Updated 1.35pm

The president does not have the power to ignore a law passed democratically by parliament, President George Vella told an audience in Gozo on Friday.

Vella’s words effectively closed the door on hopes by some factions that he would refuse to sign a cannabis reform bill into law. The bill sailed through parliament this week and became law on Saturday, following Vella's signature. 

“In no way can the president, under our system, impose his decision on those representing the people in parliament, whether he agrees with it or not,” Vella said.

“The president’s role is not to wake up in the morning and decide whether or not he agrees with one thing or another.”

The cannabis law, which was passed by parliament this week, allows recreational cannabis users to consume, buy and grow the plant in small quantities. It also allows users with criminal records for cannabis possession to have them expunged.

The Chamber of Pharmacists and nurses’ union, which lobbied against the law, were among those to have made explicit calls for the president to refuse to sign the bill, in the interest of citizens’ health.

Speaking on Friday at a Republic Day event in Gozo and without ever making direct reference to any particular issue or law, the president shot down such suggestions.  

“Nowhere in our constitution does it state that the president can decide whether he agrees or not [with a law]. This makes absolutely no sense,” Vella said.

“The president’s powers are limited, and the limits on them are clear. Nobody can decide to ignore them and go beyond what the law provides. Otherwise, we end up creating a dictator who decides what he likes what he doesn’t."

He reiterated that point several times during his 20-minute speech, noting that Malta's constitution does not provide for a president with decision-making power. 

Failing to stick to the confines of the law could also trigger instability and a political crisis, he noted. 

'Grave moral objection'

President Vella – a medical doctor who has previously said that he would rather resign than sign any law permitting abortion – said that a president could decide to step aside if faced with a "grave moral objection" to a law. 

In the absence of a moral objection that serious, the president's duty was to sign laws passed by parliament. 

Critics of the cannabis reform plans have argued that the government is ignoring the public’s calls by passing such a law.

But such calls have to be quantified, Vella noted in his speech.

“How do measure public calls? Is it whoever has the largest microphone? Is it by seeing those most able to mobilise people?”

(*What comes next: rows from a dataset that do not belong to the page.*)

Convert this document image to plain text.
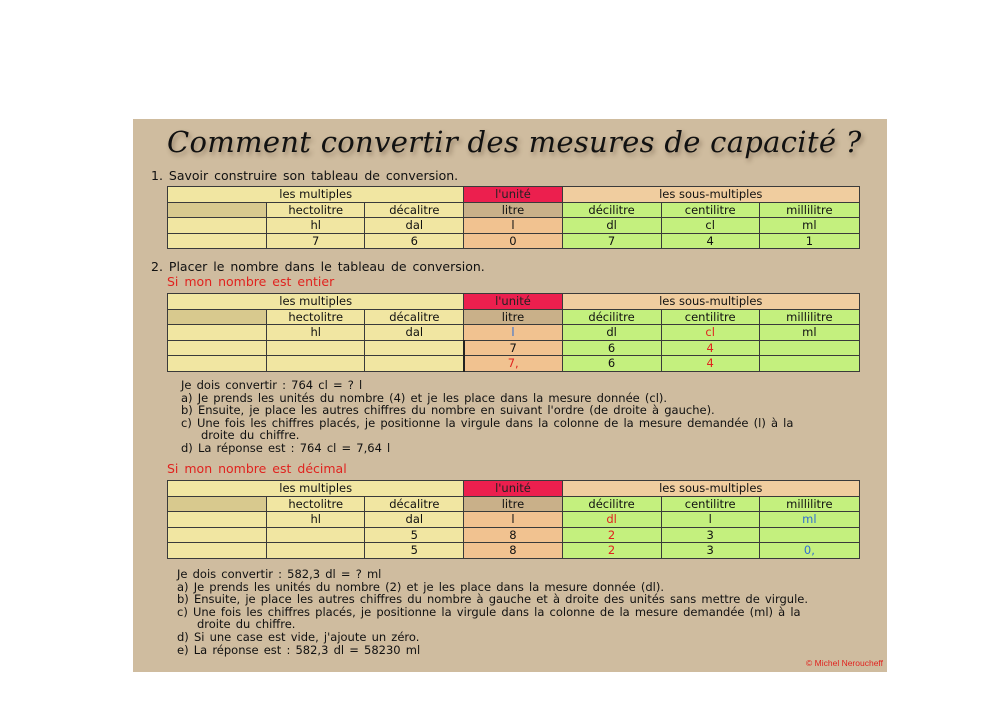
Comment convertir des mesures de capacité ?
1. Savoir construire son tableau de conversion.
les multiples			l'unité	les sous-multiples		
	hectolitre	décalitre	litre	décilitre	centilitre	millilitre
	hl	dal	l	dl	cl	ml
	7	6	0	7	4	1
2. Placer le nombre dans le tableau de conversion.
Si mon nombre est entier
les multiples			l'unité	les sous-multiples		
	hectolitre	décalitre	litre	décilitre	centilitre	millilitre
	hl	dal	l	dl	cl	ml
			7	6	4	
			7,	6	4	
Je dois convertir : 764 cl = ? l
a) Je prends les unités du nombre (4) et je les place dans la mesure donnée (cl).
b) Ensuite, je place les autres chiffres du nombre en suivant l'ordre (de droite à gauche).
c) Une fois les chiffres placés, je positionne la virgule dans la colonne de la mesure demandée (l) à la
droite du chiffre.
d) La réponse est : 764 cl = 7,64 l
Si mon nombre est décimal
les multiples			l'unité	les sous-multiples		
	hectolitre	décalitre	litre	décilitre	centilitre	millilitre
	hl	dal	l	dl	l	ml
		5	8	2	3	
		5	8	2	3	0,
Je dois convertir : 582,3 dl = ? ml
a) Je prends les unités du nombre (2) et je les place dans la mesure donnée (dl).
b) Ensuite, je place les autres chiffres du nombre à gauche et à droite des unités sans mettre de virgule.
c) Une fois les chiffres placés, je positionne la virgule dans la colonne de la mesure demandée (ml) à la
droite du chiffre.
d) Si une case est vide, j'ajoute un zéro.
e) La réponse est : 582,3 dl = 58230 ml
© Michel Neroucheff
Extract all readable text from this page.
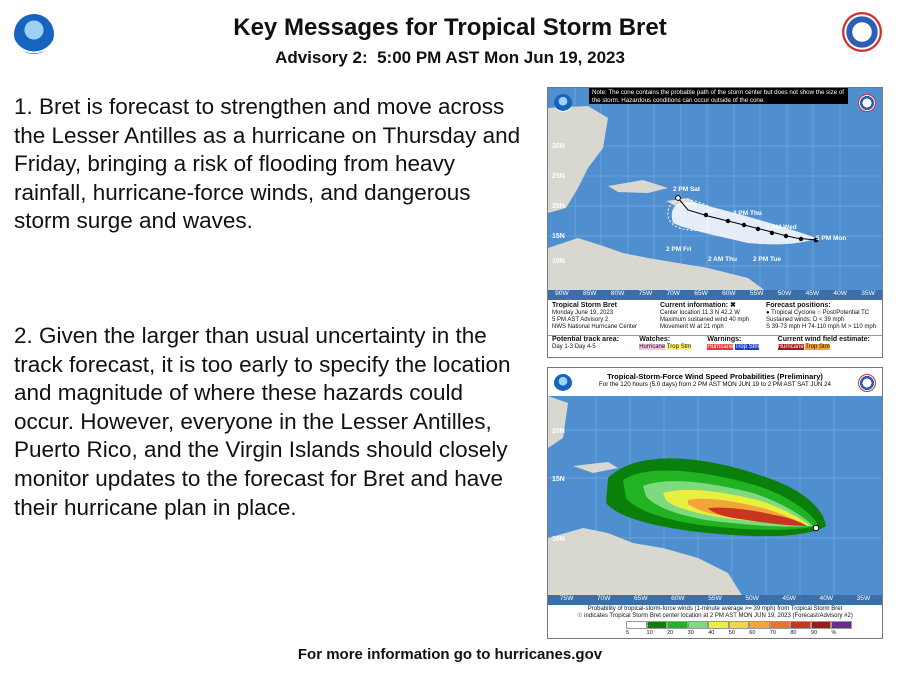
Key Messages for Tropical Storm Bret
Advisory 2:  5:00 PM AST Mon Jun 19, 2023

1. Bret is forecast to strengthen and move across the Lesser Antilles as a hurricane on Thursday and Friday, bringing a risk of flooding from heavy rainfall, hurricane-force winds, and dangerous storm surge and waves.

2. Given the larger than usual uncertainty in the track forecast, it is too early to specify the location and magnitude of where these hazards could occur. However, everyone in the Lesser Antilles, Puerto Rico, and the Virgin Islands should closely monitor updates to the forecast for Bret and have their hurricane plan in place.

Note: The cone contains the probable path of the storm center but does not show the size of the storm. Hazardous conditions can occur outside of the cone.
30N
25N
20N
15N
10N
2 PM Sat
2 PM Fri
2 AM Thu
2 PM Thu
2 AM Wed
2 PM Tue
5 PM Mon
90W 85W 80W 75W 70W 65W 60W 55W 50W 45W 40W 35W
Tropical Storm Bret
Monday June 19, 2023
5 PM AST Advisory 2
NWS National Hurricane Center
Current information: ✖
Center location 11.3 N 42.2 W
Maximum sustained wind 40 mph
Movement W at 21 mph
Forecast positions:
● Tropical Cyclone ○ Post/Potential TC
Sustained winds: D < 39 mph
S 39-73 mph H 74-110 mph M > 110 mph
Potential track area: Day 1-3 Day 4-5
Watches: Hurricane Trop Stm
Warnings: Hurricane Trop Stm
Current wind field estimate: Hurricane Trop Stm
Tropical-Storm-Force Wind Speed Probabilities (Preliminary)
For the 120 hours (5.0 days) from 2 PM AST MON JUN 19 to 2 PM AST SAT JUN 24
20N
15N
10N
75W	70W	65W	60W	55W	50W	45W	40W	35W
Probability of tropical-storm-force winds (1-minute average >= 39 mph) from Tropical Storm Bret
☉ indicates Tropical Storm Bret center location at 2 PM AST MON JUN 19, 2023 (Forecast/Advisory #2)
5	10	20	30	40	50	60	70	80	90	%
For more information go to hurricanes.gov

In Malta’s democracy, he noted, the most straightforward way of quantifying the public’s opinion on any particular matter was by holding a consultative or abrogative referendum.

A newly-formed political party led by Ivan Grech Mintoff is doing just that, having announced on Wednesday that it would be launching a petition with the aim of forcing a referendum on the cannabis issue.

The Nationalist Party, which opposed the cannabis bill in parliament, has said that it does not believe that the issue should be the subject of a referendum. Instead, it said that if in government it would undertake a “holistic reform” based on data that ensured cannabis is not promoted while ensuring that users are not criminalised.